Allseas’ Solitaire, the world’s largest pipelay vessel, has started to lay the Gulf of Finland section of the 1,224 kilometre Nord Stream natural gas pipeline in the Baltic Sea. Nord Stream’s Deputy Director Construction Ruurd Hoekstra and Leo D. Varkevisser, Allseas’ Vice President Projects and Operations, arrived on board the Solitaire to confirm that everything is on schedule and “all systems go” for the start of construction.
Before starting its journey to Russian waters, the Solitaire was adapted to Nord Stream’s requirements in Rotterdam, where each piece of equipment was thoroughly tested in port.
The Solitaire has taken up laying the pipeline 7.5 kilometres from the Russian landfall and will continue in a westerly direction through the Gulf of Finland to kilometre point (KP) 300. Afterwards, in January 2011, the pipelay vessel will move on to KP 350 and lay the pipeline back towards KP 300. The Solitaire will also lay the same section of the second string of the pipeline from May to September 2011. The dynamically-positioned Solitaire will operate without anchors in this congested part of the Baltic Sea known for its many historic mine lines.
The section of both strings of the pipeline between Russian landfall and KP 7.5 has already been laid by another pipelay vessel, Saipem’s Castoro Sei, which is currently laying the pipeline in Finnish waters in an easterly direction between KP 451 and KP 350.
This complex lay sequence was developed by Nord Stream and agreed with the Finnish and Russian authorities to meet environmental restrictions while making the construction vessels work as efficiently as possible. To give just one example: there will be no construction works in the north-eastern part of the route in winter when it is covered by ice; this also ensures that breeding seals are not disturbed.

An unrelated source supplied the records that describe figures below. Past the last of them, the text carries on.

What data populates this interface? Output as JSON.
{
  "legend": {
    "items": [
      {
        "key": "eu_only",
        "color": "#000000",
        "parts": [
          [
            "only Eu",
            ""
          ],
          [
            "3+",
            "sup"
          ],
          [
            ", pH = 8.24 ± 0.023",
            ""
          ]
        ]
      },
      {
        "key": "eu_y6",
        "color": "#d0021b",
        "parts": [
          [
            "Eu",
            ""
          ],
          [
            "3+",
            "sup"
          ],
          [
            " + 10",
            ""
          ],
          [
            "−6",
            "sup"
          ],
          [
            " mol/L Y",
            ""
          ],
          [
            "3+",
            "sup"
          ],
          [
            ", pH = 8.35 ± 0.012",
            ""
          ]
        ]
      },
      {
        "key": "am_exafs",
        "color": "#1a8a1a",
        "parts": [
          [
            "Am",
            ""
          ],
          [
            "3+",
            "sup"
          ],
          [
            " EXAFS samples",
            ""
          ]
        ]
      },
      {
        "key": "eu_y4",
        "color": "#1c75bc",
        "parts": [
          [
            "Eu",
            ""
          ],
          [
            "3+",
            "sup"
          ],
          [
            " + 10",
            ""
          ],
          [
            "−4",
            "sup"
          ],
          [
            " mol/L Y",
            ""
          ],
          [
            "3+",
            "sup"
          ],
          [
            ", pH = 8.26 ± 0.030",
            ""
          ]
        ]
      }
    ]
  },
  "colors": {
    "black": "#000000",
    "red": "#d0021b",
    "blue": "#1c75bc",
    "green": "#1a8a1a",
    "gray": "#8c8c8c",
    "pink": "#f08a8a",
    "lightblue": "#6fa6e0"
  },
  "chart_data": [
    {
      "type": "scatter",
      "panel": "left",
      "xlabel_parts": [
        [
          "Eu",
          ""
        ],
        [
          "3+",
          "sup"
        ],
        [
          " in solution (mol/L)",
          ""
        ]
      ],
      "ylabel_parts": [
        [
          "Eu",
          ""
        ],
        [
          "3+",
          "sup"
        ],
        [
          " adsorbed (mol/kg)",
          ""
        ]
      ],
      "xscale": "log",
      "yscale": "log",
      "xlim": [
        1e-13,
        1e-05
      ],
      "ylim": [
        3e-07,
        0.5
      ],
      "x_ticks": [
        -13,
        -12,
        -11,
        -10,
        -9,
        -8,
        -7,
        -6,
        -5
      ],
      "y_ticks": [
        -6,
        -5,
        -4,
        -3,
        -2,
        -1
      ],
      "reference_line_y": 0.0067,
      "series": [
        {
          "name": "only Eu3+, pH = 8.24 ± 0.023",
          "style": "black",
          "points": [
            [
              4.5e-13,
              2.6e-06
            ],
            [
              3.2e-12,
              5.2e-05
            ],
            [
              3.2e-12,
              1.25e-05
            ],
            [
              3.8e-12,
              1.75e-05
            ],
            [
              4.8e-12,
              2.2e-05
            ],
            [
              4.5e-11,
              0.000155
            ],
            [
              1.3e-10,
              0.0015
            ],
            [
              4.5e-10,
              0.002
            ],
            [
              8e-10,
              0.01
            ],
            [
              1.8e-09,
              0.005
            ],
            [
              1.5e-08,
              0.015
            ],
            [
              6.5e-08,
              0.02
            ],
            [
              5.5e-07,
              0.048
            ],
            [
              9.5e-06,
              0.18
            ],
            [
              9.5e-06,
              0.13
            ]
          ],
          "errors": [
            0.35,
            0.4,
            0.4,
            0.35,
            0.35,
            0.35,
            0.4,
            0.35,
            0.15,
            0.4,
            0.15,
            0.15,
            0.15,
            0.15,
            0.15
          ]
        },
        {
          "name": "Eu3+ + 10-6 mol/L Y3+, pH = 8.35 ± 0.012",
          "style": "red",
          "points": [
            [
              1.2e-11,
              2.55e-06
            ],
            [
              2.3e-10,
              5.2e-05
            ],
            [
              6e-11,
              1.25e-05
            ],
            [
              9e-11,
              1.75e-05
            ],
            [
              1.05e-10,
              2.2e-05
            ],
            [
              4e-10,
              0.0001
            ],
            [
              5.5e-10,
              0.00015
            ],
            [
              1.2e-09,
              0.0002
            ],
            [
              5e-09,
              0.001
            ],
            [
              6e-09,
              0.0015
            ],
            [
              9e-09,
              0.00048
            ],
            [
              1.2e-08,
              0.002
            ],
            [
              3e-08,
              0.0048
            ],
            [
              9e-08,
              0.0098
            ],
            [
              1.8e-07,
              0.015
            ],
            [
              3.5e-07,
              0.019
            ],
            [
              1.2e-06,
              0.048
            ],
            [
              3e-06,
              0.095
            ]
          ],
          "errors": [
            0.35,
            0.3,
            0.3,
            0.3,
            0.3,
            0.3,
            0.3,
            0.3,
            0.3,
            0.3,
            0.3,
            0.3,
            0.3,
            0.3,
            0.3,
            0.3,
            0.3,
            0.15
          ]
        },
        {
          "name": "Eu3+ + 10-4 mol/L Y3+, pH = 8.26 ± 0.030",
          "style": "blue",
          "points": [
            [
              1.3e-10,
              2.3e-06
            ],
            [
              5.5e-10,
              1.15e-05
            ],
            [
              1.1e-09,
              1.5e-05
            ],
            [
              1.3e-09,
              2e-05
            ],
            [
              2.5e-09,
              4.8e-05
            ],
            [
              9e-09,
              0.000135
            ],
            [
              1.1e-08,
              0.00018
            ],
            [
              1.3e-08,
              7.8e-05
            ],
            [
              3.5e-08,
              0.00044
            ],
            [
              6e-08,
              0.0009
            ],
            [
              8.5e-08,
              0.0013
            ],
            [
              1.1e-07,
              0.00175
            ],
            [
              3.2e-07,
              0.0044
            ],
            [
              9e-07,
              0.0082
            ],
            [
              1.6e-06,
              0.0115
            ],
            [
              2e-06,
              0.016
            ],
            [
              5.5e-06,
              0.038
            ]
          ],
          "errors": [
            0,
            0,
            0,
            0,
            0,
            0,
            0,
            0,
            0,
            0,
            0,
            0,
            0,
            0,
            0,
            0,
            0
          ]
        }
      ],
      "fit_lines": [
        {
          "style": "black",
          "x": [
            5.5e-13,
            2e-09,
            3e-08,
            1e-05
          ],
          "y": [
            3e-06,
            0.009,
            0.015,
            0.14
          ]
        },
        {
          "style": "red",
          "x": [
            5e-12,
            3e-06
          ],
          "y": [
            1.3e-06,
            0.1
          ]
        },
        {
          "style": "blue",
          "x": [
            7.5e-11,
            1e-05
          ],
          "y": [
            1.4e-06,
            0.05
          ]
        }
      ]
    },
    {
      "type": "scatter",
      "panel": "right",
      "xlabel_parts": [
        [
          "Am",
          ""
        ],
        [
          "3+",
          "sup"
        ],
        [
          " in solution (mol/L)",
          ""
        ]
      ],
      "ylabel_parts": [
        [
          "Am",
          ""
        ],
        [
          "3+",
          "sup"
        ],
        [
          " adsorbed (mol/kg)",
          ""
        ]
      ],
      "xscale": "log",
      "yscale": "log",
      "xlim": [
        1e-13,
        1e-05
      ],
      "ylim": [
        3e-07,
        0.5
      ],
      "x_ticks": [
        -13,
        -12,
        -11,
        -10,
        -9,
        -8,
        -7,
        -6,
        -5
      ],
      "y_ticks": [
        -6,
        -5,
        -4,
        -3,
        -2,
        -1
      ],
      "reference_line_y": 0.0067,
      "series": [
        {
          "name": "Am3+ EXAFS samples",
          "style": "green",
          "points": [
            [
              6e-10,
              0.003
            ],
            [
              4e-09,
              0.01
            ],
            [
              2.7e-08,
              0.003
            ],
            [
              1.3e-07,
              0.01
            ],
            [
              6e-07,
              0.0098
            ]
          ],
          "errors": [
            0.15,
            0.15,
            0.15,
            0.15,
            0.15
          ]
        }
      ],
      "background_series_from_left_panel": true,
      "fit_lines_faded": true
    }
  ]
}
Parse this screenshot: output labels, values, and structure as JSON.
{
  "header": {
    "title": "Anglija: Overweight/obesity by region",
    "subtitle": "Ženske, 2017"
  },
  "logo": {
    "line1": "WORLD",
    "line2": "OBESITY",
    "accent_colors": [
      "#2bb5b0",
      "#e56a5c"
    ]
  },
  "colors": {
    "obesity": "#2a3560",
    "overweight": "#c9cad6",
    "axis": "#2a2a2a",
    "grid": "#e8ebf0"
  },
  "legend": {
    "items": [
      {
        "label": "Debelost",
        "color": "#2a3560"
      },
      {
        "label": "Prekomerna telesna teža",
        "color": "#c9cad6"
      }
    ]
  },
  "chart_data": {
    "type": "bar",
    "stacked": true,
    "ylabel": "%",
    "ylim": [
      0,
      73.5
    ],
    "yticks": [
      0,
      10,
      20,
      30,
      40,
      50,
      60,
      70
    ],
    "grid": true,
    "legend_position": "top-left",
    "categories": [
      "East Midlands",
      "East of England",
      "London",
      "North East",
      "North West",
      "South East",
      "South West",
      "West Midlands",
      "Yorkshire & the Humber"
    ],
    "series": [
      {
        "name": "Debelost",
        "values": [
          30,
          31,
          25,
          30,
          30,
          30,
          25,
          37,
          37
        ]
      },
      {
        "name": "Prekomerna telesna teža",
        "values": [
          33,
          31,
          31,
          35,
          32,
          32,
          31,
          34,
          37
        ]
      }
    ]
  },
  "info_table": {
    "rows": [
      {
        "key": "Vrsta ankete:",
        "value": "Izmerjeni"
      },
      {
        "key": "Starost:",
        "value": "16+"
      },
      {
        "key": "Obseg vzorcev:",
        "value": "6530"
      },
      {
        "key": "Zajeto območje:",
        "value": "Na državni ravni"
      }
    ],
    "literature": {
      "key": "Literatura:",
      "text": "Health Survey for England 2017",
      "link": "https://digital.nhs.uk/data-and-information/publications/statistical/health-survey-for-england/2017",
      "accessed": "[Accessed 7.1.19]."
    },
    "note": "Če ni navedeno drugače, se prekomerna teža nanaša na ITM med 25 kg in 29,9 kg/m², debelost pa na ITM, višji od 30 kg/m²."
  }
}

Construction of Nord Stream – the most advanced of the new pipelines that Europe will need to meet its future energy requirements – is progressing on schedule and according to plan. Over 250 kilometres of the first pipeline have already been laid in Swedish and Finnish waters. At the Russian landfall in Portovaya Bay, close to Vyborg, and at the German landfall at Lubmin, near Greifswald, both strings of the pipeline have already been constructed and pulled ashore.
When completed in 2012, both strings of the Nord Stream pipeline will be 1,224 kilometres long and comprise 202,000 concrete weight-coated steel pipes each weighing up to 23 tonnes. The Nord Stream Pipeline will transport 55 billion cubic metres (bcm) of natural gas a year to Europe, enough to supply more than 26 million European households.